Several parts of the paediatric network are already involved in recruiting patients and samples to look at the ototoxicity of cisplatin. This is a great example of how we can use the paediatric network to answer important questions that will improve treatment for childhood cancer.
Another important and exciting area is the development of functional imaging capacity across the paediatric network, led by Professor Andrew Peet from Birmingham.
Our aim is to be able to perform modalities such as dynamic contrast enhanced MRI in all the network ECMCs, and to include this type of imaging in as many early phase trials as possible as a means of disseminating expertise across the network.

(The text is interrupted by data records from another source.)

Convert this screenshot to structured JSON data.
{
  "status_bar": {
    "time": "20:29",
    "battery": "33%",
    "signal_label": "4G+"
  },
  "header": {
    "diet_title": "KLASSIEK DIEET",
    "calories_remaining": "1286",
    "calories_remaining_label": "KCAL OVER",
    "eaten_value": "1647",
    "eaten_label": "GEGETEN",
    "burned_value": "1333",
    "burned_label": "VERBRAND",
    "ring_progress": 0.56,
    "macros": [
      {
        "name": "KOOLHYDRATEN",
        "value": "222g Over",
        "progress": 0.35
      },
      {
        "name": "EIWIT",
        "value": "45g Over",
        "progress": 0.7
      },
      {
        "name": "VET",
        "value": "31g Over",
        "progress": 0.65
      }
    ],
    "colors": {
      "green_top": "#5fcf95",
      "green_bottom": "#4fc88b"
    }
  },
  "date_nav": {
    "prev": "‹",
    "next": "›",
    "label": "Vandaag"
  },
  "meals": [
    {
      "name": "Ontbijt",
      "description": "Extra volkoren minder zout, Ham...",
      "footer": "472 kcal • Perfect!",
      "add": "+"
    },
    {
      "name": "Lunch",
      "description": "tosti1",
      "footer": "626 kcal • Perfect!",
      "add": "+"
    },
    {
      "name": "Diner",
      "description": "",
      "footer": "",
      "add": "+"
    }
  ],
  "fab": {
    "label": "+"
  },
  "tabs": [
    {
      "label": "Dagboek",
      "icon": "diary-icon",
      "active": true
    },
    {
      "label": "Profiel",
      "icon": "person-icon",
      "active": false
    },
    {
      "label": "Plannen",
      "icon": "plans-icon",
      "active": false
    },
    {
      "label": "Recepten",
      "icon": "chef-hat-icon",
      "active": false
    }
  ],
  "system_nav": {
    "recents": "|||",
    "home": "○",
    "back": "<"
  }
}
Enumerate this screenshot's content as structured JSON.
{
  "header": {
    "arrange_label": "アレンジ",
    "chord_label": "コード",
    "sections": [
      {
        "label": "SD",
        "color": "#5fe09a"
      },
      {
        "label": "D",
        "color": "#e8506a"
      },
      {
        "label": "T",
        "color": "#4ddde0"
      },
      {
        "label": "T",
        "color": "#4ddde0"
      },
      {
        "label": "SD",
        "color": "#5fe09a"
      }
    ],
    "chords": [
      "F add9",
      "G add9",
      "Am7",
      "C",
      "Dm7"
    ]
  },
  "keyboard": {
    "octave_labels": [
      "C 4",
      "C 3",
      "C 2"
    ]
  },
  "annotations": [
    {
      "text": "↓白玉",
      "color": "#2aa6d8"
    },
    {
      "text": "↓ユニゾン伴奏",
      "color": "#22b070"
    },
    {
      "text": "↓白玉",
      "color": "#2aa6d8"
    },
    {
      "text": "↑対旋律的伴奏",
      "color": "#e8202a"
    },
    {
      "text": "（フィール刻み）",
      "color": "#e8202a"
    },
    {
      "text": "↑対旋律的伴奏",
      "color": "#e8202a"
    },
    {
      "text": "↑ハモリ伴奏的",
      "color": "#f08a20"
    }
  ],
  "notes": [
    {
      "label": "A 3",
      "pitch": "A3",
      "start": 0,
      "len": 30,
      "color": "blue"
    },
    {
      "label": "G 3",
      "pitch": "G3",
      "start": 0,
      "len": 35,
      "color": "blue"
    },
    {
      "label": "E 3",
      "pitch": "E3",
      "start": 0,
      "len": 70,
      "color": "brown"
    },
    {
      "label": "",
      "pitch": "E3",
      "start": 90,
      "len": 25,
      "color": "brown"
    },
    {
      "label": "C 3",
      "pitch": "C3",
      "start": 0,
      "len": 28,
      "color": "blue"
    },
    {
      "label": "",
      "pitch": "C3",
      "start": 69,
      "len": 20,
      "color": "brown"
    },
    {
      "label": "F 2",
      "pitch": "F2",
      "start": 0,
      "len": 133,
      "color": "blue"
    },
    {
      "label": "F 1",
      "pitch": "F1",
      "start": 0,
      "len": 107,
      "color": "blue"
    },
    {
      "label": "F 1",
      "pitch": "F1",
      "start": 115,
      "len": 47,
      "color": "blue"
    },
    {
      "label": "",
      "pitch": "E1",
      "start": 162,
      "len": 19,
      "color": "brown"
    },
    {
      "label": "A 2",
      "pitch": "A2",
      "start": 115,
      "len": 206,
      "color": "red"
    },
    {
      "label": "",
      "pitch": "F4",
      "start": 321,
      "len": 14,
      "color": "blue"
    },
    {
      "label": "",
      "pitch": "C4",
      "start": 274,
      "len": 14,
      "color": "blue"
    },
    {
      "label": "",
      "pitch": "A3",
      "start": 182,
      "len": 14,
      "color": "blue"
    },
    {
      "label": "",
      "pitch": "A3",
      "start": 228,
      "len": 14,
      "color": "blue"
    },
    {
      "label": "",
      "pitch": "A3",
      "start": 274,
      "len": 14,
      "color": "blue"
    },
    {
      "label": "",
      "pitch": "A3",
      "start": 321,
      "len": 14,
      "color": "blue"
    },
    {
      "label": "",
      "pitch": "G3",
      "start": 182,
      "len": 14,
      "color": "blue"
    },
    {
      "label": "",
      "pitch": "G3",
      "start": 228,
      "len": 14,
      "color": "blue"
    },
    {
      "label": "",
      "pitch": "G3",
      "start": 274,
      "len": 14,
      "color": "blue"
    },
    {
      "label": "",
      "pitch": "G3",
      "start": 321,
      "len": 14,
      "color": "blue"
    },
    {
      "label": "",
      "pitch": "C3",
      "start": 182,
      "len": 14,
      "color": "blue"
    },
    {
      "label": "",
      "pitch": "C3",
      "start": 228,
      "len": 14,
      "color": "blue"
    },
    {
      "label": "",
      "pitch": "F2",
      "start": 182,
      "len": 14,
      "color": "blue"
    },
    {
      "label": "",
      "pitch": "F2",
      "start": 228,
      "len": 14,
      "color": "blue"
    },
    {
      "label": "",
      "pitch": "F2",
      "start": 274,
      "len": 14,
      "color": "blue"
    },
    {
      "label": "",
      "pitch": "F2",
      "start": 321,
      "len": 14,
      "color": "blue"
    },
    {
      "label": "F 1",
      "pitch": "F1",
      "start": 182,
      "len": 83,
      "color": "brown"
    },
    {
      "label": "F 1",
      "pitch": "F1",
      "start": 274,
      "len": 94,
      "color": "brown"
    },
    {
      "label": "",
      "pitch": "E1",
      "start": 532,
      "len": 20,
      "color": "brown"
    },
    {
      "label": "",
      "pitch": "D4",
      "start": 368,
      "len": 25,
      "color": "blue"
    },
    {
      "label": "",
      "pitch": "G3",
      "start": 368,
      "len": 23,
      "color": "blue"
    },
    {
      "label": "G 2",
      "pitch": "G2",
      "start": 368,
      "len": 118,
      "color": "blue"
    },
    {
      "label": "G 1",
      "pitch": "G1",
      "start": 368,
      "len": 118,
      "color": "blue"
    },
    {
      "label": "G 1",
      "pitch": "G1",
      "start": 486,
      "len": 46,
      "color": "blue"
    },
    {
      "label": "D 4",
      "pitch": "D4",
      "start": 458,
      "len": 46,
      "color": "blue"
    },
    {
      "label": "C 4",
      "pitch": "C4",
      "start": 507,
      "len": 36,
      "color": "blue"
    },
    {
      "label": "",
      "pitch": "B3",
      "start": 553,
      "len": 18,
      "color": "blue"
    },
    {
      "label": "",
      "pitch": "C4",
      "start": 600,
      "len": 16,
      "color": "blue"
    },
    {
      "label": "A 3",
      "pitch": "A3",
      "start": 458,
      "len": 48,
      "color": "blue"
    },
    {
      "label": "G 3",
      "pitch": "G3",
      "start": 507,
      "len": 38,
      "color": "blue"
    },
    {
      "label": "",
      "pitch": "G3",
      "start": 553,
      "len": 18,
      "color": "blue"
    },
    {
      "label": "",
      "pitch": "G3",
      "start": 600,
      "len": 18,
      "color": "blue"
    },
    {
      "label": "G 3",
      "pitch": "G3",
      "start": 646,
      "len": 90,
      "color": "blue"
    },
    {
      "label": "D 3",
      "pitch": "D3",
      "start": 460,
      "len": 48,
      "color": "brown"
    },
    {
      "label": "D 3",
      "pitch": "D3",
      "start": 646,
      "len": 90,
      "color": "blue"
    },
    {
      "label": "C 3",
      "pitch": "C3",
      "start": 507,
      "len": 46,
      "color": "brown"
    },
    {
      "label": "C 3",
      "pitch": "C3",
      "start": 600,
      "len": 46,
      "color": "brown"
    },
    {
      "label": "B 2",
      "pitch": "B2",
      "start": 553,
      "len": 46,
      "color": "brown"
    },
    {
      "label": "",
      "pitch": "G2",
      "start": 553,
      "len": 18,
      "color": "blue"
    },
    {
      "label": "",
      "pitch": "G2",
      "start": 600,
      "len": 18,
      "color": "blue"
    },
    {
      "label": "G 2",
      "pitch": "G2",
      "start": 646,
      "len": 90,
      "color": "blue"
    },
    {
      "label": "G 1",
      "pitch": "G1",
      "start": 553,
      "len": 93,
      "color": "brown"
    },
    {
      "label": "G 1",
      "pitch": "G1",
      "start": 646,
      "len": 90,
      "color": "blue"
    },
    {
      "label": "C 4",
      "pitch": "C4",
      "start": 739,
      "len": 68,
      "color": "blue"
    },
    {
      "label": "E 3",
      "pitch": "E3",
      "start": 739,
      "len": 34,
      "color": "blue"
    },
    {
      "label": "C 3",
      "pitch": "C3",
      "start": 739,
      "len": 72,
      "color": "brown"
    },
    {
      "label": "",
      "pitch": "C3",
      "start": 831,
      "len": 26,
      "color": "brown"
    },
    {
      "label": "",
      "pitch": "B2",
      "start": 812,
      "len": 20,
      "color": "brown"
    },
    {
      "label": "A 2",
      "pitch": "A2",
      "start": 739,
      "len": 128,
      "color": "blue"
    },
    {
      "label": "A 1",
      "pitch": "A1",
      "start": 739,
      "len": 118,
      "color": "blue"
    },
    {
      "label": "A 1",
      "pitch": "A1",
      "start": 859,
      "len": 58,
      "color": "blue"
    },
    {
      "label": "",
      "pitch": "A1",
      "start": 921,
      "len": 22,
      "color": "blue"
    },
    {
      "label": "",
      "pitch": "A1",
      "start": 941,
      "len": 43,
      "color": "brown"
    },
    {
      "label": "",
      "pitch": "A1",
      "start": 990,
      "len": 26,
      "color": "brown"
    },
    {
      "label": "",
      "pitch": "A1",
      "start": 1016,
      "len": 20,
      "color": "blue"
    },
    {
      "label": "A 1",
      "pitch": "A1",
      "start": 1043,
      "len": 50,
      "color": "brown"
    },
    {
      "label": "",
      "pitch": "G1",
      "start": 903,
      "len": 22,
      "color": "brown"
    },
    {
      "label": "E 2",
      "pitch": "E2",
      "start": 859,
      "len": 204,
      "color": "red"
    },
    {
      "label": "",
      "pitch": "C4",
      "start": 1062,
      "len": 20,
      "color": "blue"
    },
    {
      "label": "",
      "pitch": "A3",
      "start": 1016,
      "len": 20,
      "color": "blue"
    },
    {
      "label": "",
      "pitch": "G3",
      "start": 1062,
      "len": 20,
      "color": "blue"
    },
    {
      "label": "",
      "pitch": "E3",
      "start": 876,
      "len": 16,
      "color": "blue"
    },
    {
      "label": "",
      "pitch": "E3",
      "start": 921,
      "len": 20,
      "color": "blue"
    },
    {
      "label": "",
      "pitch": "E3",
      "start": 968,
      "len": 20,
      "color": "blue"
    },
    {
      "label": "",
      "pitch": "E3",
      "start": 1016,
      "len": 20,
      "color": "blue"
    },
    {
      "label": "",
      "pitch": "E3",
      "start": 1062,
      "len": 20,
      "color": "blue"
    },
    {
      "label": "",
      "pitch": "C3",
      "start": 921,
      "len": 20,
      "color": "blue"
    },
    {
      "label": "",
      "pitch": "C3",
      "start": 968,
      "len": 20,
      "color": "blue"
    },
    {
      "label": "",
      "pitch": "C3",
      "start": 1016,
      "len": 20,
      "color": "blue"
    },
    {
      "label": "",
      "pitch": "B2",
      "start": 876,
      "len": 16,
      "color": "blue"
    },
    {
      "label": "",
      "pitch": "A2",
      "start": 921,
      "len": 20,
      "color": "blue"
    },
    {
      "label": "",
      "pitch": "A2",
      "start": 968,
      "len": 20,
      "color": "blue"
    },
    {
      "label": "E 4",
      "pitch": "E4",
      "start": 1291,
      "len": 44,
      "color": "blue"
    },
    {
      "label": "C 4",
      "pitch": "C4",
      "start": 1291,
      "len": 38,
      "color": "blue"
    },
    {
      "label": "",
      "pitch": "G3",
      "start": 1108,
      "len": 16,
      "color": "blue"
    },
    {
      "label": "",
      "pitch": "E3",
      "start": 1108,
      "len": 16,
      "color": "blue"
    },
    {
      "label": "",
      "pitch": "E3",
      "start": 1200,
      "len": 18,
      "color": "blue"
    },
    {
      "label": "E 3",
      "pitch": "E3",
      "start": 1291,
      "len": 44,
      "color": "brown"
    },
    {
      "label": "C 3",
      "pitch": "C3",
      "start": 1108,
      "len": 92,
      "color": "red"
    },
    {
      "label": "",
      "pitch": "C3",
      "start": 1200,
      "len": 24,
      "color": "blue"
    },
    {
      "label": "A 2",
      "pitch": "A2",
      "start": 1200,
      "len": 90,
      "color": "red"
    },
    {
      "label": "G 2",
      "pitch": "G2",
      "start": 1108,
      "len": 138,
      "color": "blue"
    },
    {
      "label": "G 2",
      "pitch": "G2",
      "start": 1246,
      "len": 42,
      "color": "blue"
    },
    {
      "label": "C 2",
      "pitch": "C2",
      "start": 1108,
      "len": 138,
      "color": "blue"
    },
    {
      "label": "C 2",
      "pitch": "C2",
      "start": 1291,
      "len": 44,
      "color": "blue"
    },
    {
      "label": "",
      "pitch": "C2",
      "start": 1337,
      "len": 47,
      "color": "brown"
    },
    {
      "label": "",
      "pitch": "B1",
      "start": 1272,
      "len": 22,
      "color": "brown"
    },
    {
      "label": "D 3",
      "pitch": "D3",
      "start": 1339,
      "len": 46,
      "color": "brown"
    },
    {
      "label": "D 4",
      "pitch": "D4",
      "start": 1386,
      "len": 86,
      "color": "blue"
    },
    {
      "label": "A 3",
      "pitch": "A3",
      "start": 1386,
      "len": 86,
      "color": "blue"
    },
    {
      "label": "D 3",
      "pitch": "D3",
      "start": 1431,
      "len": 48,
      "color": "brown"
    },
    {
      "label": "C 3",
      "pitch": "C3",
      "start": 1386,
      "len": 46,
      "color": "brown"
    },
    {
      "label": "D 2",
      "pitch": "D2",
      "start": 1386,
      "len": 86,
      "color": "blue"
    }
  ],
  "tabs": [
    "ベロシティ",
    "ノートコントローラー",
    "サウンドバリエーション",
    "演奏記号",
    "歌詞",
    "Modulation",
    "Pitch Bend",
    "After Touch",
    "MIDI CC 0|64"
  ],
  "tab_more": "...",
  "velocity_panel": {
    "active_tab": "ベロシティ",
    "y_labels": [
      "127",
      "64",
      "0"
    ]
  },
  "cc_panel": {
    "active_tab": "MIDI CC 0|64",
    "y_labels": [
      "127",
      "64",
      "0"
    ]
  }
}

Traditionally a lot of paediatric oncologists will have treated TYAs, so a lot of the same people are involved. TYA cancer has a similar philosophy of treatment to paediatric cancer, and there is considerable overlap of tumour types between the two age groups, so a number of studies, such as UKALL2011, are open to both age groups.
There are also similar problems around the rarity of disease when compared to adult cancer, so there is a similar need to be robust about the differences between TYAs and older adults, and similar benefits from collaboration across a network.
There are some specific TYA issues about under-representation in trials and recruitment, which are not such an issue in children but, by making sure trials are open over age ranges that include TYAs, this will hopefully improve.